The U.S. Environmental Protection Agency could separate proposed changes to a decades-old Clean Air Act permitting program from the Trump administration's proposed replacement rule for the Obama-era Clean Power Plan, the agency's chief of air pollution policy said Feb. 12.
The program, known as New Source Review, or NSR, requires fossil fuel-fired power plants to install state-of-the-art pollution controls when they undertake modifications that are estimated to result in a "significant" increase in regulated emissions on an annual basis.
As part of its proposed Affordable Clean Energy, or ACE, rule, the EPA would waive NSR permitting requirements for coal-fired power plants seeking to make efficiency upgrades known as heat-rate improvements that are not projected to result in an hourly emissions rate increase. Such a waiver would apply even if a plant's annual emissions rate may increase, such as what could occur if a plant starts to operate more hours during the year.
Without the permitting changes, the ACE rule and NSR "would be in conflict," EPA Office of Air and Radiation Administrator Bill Wehrum explained during a panel discussion at the National Association of Regulatory Utility Commissioners winter policy conference in Washington, D.C.
Unlike the Clean Power Plan, which assigned states aggressive carbon dioxide emission reductions goals, the ACE rule would give state regulators a menu of heat-rate improvement technologies to select for existing coal-fired power plants on a case-by-case basis.
"If an efficiency project by itself is economically and technically viable, but then you lay the cost of NSR on top of that, we believe many of the most viable efficiency projects would cease to be justifiable and could not be imposed by the states under the authority of ACE," Wehrum said.

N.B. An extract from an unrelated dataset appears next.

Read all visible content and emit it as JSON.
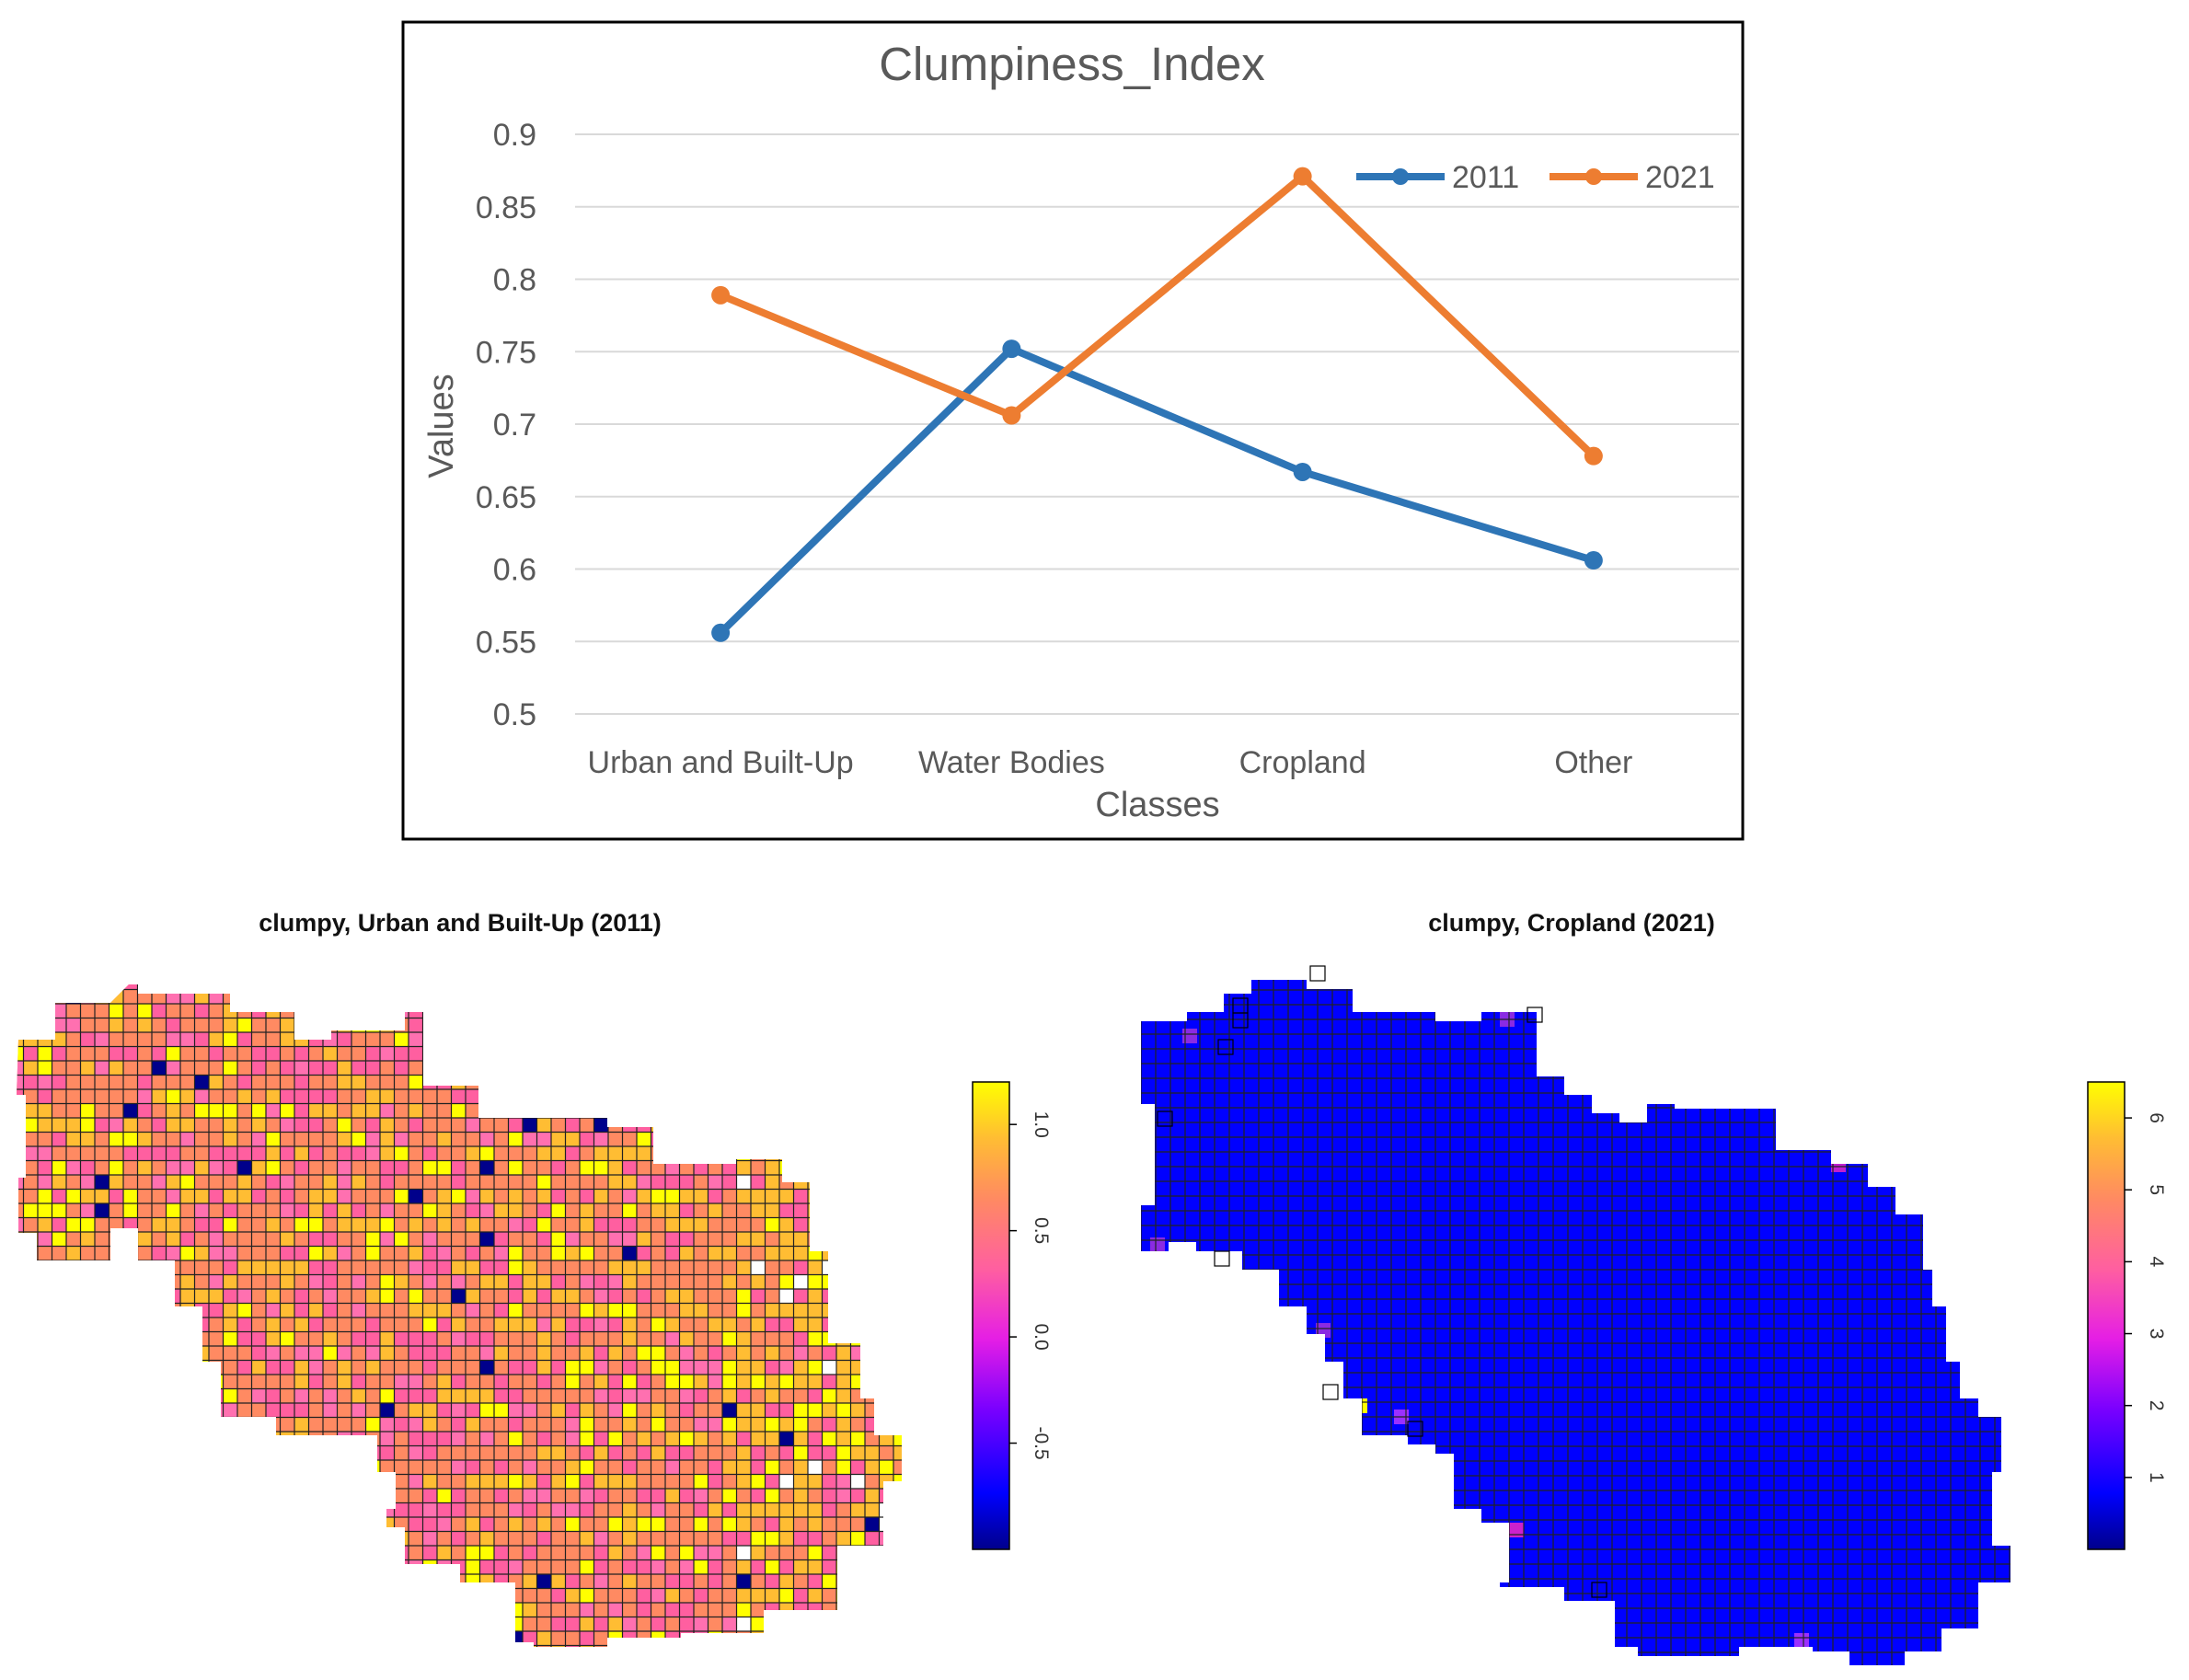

Asked if the ACE rule could function without the NSR changes, Wehrum told S&P Global Market Intelligence that the regulation could still work without relaxing the program, "but not nearly as well as with the NSR changes."
In its August 2018 proposed rule, the EPA proposed to make the NSR changes "severable" from the ACE rule, meaning the rest of the regulation would be left intact if a court invalidates the revisions to the NSR program. But Wehrum also suggested on Feb. 12 the EPA could "split" the proposed permitting changes into a separate regulatory action in the interest of expediency.
"I want to get all of this done as quickly as possible, and we want to give ourselves the flexibility that if for whatever reason one piece of the package gets slowed down, that we'd be able to split them apart and do them in pieces rather than in one big clump," Wehrum said. "We haven't made a final decision as to whether to split them apart or keep them together, but we wanted to have that flexibility."
Joseph Goffman, senior legal counsel in the EPA's Office of Air and Radiation in the Obama administration, said in a Feb. 12 interview that the agency is likely considering the NSR changes as a separate action to reduce legal risk as it seeks to finalize a replacement to the Clean Power Plan. "Proposing the NSR changes separately, to some degree, reduces the vulnerability of a final ACE," he said.
The U.S. Court of Appeals for the District of Columbia Circuit struck down two attempts by the EPA to weaken the NSR program in 2005 and 2006 under the George W. Bush administration, when Wehrum first served in the EPA's air office.
Meanwhile, the move could also open the EPA to new legal action over a set of piecemeal changes to how it interprets and enforces the program's current requirements, Goffman said.
The EPA in November 2018 restored a Bush-era interpretation of the program that had been stayed for nearly a decade, and in February the agency released a proposal to drop NSR enforcement from a list of top enforcement objectives. "If the agency takes the NSR changes out of the ACE proposal, then people are going to legitimately ask why the agency isn't putting all of these different changes into one package," Goffman said.
The EPA's proposed changes to the NSR program could allow some coal plants to burn less fuel by becoming more efficient, but the agency's own analysis also shows the ACE rule could lead to up to 1,400 more deaths compared to the Clean Power Plan by allowing modified coal plants to run longer and avoid installing pollution controls. Roughly 80% of coal-fired generation facilities currently are operating with less effective pollution controls than what would be required if they underwent NSR permitting, according to the EPA's analysis.